The market for women’s leadership and development continues to grow, with online options now providing even more opportunities for women to work on their ‘merit’.
But for the most part women aren’t managing teams, at least not in the paid workforce when compared to men.
The latest ABS stats on the management capabilities of Australian businesses tell the rather depressing story.
Eighty per cent of businesses reported having a male principal manager, meaning just one in five are managed by women. In construction (the worst performer on gender) just one in 20 such positions are held by women.
In businesses with more than 200 people, just 12 per cent of principal manager positions are held by women. Women make up a quarter of principal managers in businesses with between five and 19 people.
Women couldn’t even crack the 50/50 mark in the female-dominated healthcare and social assistance industry, which recorded 44 per cent of businesses having a female principal manager.
So what does a manager look like today in 2017? Probably still a bloke in his fifties, with 30 per cent of principal managers reportedly being 50 to 59. Or maybe in his 60s, with 19 per cent of managers being more than 60 years old.

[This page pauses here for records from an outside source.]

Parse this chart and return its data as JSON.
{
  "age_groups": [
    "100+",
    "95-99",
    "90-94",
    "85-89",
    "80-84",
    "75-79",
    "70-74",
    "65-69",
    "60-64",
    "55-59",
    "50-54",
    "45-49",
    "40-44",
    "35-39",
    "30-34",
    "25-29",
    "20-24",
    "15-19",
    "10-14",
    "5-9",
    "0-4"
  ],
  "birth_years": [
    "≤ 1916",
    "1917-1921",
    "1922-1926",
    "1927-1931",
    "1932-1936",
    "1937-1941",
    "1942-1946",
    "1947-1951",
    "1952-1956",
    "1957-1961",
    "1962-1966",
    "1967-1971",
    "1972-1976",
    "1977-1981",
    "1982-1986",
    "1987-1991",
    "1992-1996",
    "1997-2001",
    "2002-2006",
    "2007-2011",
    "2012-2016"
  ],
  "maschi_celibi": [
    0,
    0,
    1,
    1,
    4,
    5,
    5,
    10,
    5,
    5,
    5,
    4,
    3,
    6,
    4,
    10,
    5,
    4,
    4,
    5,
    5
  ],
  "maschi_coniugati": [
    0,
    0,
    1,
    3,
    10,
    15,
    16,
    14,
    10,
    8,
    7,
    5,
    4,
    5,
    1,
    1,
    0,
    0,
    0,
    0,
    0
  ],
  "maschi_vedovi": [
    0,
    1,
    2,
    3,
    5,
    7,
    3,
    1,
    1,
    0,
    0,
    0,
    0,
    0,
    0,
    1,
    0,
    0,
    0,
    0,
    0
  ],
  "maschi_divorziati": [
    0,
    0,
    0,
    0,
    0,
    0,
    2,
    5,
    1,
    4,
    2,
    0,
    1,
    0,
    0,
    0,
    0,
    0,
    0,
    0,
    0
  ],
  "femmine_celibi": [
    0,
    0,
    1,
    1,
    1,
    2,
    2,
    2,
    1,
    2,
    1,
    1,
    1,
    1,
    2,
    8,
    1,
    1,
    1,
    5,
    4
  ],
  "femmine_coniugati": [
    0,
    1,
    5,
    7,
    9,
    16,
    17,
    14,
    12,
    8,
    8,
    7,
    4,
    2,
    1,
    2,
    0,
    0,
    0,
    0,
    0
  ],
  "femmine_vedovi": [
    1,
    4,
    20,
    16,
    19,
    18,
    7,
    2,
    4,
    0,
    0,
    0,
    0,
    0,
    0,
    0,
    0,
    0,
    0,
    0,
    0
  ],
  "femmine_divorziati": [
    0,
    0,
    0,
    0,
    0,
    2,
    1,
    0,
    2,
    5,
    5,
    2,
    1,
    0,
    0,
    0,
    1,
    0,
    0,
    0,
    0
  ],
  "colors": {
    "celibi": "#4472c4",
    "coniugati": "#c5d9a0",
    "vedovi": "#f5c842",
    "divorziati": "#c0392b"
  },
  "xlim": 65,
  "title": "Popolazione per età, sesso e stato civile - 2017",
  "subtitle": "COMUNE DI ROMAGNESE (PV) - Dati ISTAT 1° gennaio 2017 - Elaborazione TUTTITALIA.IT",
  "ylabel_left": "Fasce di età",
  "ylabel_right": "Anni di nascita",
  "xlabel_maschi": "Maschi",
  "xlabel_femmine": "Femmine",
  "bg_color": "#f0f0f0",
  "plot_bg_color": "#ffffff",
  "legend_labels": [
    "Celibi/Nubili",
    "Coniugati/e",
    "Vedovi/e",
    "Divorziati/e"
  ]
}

Millennial managers are still difficult to spot, with these figures revealing just 5 per cent of principal managers are younger than 30 years old.
And while we got those university qualifications, it seems a degree is not necessarily a path to management, with just 34 per cent of businesses reporting their principal manager had completed a bachelor degree or higher.
We often look at the percentage of women on the boards of ASX 200 companies when offering a snapshot of progress on women in leadership, currently at 25.4 per cent.
But that figure really only tells a tiny part of the story. Progress for women in management more generally is difficult to track, but it’s something more organisations clearly need to better address.
And that may mean going deeper than another mentoring or training program for its female employees.